Sat | Jul 20, 2019

Editorial | When Mr Holness meets the President

Published:Friday | March 22, 2019 | 12:16 AM

It may be a coincidence that the announcement of Jamaica’s intention to close its embassy in Caracas came on the eve of Prime Minister Andrew Holness’ departure for Florida for a summit of five Caribbean leaders and the American president, Donald Trump.

Cynics, however, will be inclined to believe the timing of the declaration, if not the substance of the action, was aimed at an audience of one – President Trump. Indeed, they will likely see the similarities, if not a clear nexus, between this development and timing of Jamaica’s January 10 vote at the Organization of America States (OAS), in favour of a United States-sponsored resolution not to recognise the legitimacy of the Venezuelan president, Nicolas Maduro. That happened two days after the Holness administration announced that it would unilaterally take back Venezuela’s 49 per cent stake in the Petrojam oil refinery, on which agreement had stalled over price.

It is notable, too, that the leaders – Mr Holness, Haiti’s Jovenel Moise, The Bahamas’ Hubert Minnis, the Dominican Republic’s Danilo Medina and St Lucia’s Allen Chastanet, who Mr Trump has invited to his Mar-a-Lago resort – are from countries that voted with the US at the Organization of American States in January not to recognise the legitimacy of Venezuela’s president, Nicolas Maduro.

The singling out of Jamaica, The Bahamas, Haiti and St Lucia for this summit is in contrast to the norm of recent years of US presidents, or their secretaries of state, meeting leaders of the 15-member Caribbean Community – of which these four countries are members – as a group, to discuss US-Caribbean relations. Indeed, the only Caribbean absentee from Mar-a-Lago that voted with the US at OAS is Guyana, which is busy preparing for a general election after its government fell in a no-confidence motion.

Against this backdrop, Mr Holness’ conduct at today’s summit will be important if he is to balance Jamaica’s national interest while preventing a deepening of the cleavages in CARICOM, in the face of likely pressures of a mercurial leader of the world’s most powerful nation, who, up to now, has displayed little appreciation for the art of diplomacy, or the relevance of the existing global architecture.

In Mr Trump’s vision of the world, America stands first and in need of transactional alliances, rather than deep partnerships. In that sense, the Trump doctrine is of an assertion of power – economic and military.

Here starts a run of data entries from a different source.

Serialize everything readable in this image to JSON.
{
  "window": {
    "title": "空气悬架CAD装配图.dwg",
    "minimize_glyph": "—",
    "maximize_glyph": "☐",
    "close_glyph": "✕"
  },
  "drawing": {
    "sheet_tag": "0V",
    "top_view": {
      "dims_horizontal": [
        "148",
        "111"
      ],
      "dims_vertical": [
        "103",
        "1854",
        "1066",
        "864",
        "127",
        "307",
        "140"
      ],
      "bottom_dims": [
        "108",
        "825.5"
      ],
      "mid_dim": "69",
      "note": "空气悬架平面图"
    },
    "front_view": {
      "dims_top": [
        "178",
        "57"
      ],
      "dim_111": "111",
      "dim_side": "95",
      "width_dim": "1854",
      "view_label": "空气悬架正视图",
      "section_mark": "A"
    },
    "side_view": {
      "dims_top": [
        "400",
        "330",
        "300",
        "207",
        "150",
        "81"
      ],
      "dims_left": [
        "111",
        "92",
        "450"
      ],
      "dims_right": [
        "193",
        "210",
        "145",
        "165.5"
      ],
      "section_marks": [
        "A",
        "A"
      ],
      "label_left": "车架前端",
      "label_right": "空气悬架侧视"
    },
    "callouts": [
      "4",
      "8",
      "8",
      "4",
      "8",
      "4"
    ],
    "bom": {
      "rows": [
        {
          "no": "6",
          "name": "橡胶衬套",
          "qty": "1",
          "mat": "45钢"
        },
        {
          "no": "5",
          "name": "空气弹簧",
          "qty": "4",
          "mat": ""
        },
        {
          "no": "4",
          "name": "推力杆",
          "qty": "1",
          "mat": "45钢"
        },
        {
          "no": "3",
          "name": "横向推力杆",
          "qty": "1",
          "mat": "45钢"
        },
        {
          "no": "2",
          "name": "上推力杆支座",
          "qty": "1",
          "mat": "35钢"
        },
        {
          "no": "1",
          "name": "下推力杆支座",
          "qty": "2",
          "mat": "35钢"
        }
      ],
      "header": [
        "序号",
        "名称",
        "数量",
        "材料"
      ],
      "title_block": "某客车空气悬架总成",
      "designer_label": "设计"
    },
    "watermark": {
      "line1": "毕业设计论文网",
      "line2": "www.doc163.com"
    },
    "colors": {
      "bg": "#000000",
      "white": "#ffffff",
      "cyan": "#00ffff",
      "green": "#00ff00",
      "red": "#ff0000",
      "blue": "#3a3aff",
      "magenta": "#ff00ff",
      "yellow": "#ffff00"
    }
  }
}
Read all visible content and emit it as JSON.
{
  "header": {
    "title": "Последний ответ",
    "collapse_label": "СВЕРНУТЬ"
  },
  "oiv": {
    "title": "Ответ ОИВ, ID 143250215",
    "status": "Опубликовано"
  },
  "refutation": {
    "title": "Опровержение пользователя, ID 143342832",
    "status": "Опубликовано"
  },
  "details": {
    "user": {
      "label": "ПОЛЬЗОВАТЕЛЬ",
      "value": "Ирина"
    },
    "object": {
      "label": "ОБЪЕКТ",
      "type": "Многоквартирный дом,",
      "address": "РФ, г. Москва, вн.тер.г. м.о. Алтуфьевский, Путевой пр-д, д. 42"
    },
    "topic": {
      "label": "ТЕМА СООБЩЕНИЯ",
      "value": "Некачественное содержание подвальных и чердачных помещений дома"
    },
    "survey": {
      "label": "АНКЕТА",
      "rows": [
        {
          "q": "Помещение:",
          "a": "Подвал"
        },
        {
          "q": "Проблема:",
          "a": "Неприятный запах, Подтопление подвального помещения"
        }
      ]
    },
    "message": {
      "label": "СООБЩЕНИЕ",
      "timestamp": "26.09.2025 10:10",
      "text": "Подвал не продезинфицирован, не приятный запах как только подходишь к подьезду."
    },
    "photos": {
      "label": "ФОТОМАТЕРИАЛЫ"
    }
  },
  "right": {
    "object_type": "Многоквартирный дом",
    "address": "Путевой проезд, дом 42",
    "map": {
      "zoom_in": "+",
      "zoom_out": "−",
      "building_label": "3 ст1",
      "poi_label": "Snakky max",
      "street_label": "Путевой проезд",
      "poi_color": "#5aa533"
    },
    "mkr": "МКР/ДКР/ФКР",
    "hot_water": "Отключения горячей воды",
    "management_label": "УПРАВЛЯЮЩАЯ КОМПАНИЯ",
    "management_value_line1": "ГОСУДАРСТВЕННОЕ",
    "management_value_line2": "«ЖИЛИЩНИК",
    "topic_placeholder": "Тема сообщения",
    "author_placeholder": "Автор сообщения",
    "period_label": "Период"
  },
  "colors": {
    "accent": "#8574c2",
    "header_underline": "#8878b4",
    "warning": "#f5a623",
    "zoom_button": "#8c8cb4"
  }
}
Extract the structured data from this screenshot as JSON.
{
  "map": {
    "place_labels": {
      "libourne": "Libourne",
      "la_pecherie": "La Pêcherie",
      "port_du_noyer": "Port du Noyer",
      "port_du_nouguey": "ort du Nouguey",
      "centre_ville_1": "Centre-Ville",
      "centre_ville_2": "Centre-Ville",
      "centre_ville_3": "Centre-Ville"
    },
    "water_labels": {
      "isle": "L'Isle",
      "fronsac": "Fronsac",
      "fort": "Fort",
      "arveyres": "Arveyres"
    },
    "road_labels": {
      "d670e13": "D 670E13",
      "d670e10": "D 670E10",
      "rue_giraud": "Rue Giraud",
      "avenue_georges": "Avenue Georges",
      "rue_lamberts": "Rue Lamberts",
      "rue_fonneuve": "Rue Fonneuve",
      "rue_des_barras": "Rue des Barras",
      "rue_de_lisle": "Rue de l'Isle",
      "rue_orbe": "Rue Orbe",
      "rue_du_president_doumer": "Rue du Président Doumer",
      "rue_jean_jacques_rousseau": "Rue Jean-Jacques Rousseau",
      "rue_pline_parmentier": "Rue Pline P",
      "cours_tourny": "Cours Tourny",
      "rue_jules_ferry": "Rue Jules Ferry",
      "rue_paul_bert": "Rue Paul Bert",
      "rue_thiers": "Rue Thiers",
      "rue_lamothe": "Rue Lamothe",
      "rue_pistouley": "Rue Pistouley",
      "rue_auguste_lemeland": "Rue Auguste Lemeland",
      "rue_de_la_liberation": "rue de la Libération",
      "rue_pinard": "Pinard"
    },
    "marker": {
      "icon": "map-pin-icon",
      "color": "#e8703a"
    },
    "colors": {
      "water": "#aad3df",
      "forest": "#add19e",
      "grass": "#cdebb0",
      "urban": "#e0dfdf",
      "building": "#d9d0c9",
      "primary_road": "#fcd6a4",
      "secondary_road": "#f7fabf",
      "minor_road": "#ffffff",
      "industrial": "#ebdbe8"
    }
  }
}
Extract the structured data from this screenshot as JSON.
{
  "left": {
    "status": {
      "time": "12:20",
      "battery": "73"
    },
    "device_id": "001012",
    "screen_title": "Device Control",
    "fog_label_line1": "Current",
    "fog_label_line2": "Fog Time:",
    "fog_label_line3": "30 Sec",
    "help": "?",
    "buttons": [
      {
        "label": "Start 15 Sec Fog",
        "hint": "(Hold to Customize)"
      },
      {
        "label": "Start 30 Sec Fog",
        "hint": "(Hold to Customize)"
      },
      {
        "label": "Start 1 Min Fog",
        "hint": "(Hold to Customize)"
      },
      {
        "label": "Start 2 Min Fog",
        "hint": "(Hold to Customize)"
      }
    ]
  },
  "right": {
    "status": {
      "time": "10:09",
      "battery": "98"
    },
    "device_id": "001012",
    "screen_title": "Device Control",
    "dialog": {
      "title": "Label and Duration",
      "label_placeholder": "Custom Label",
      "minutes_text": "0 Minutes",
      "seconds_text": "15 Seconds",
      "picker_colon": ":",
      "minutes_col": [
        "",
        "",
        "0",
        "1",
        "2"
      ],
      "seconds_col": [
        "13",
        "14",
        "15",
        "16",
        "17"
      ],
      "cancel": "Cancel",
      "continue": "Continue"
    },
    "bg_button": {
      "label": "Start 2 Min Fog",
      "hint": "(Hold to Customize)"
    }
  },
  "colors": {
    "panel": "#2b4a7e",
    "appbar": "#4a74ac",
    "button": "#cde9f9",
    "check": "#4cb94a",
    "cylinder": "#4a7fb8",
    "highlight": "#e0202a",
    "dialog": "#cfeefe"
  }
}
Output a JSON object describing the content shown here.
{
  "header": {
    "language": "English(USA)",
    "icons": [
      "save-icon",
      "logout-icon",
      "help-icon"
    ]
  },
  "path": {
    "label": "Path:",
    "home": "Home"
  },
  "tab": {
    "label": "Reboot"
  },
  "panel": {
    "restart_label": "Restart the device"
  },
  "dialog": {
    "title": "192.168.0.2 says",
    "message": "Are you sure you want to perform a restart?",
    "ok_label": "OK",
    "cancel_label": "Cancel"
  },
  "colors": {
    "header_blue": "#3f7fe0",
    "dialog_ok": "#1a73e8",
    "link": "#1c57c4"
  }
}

Mr Holness, whose country is generally recognised as the political leader of CARICOM, has, therefore, to bear in mind that while good relations with the United States is important, the ultimate protection for small, vulnerable states like Jamaica, and our partners in CARICOM, is the multilateral system, as represented by the United Nations and related institutions. The existing arrangements may be in need of reform, but not wrecking, as advocated by Mr Trump.

In other words, Mr Holness has to avoid being sucked into an insular vision of the world, crafted by either Mike Pompeo or John Bolton and/or articulated by Mr Trump.

POLITE BUT FIRM

The PM must politely, but firmly, and with clarity, insist that Jamaica’s relationship with China, developed over a half a century of principled diplomacy, which has brought benefits to the island, is non-negotiable and not in need of America’s imprimatur. If Beijing seeks to become “predatory” in its economic practices, it is within Jamaica’s competence to appropriately respond to that conduct.

Although Jamaica might have forfeited its ability to be a stand-alone interlocutor in Venezuela’s political crisis, with its decision on Mr Maduro, its action with regard to Petrojam and now with its embassy, CARICOM, as a group, has salvaged some of what has been lost. The community, with international partners, promoted a dialogue with Mr Maduro and his opponents, while underlining non-intervention in the country’s affairs. Mr Holness should reassert this to Mr Trump.

He must be warm to any offer of economic and security support and to reciprocate on matters of friendship – once he is assured these fall within the framework of Jamaica’s multilateralist vision of the world – while keeping in the back of his mind Mr Trump’s characterisation of nations like ours as “sh*&hole countries”.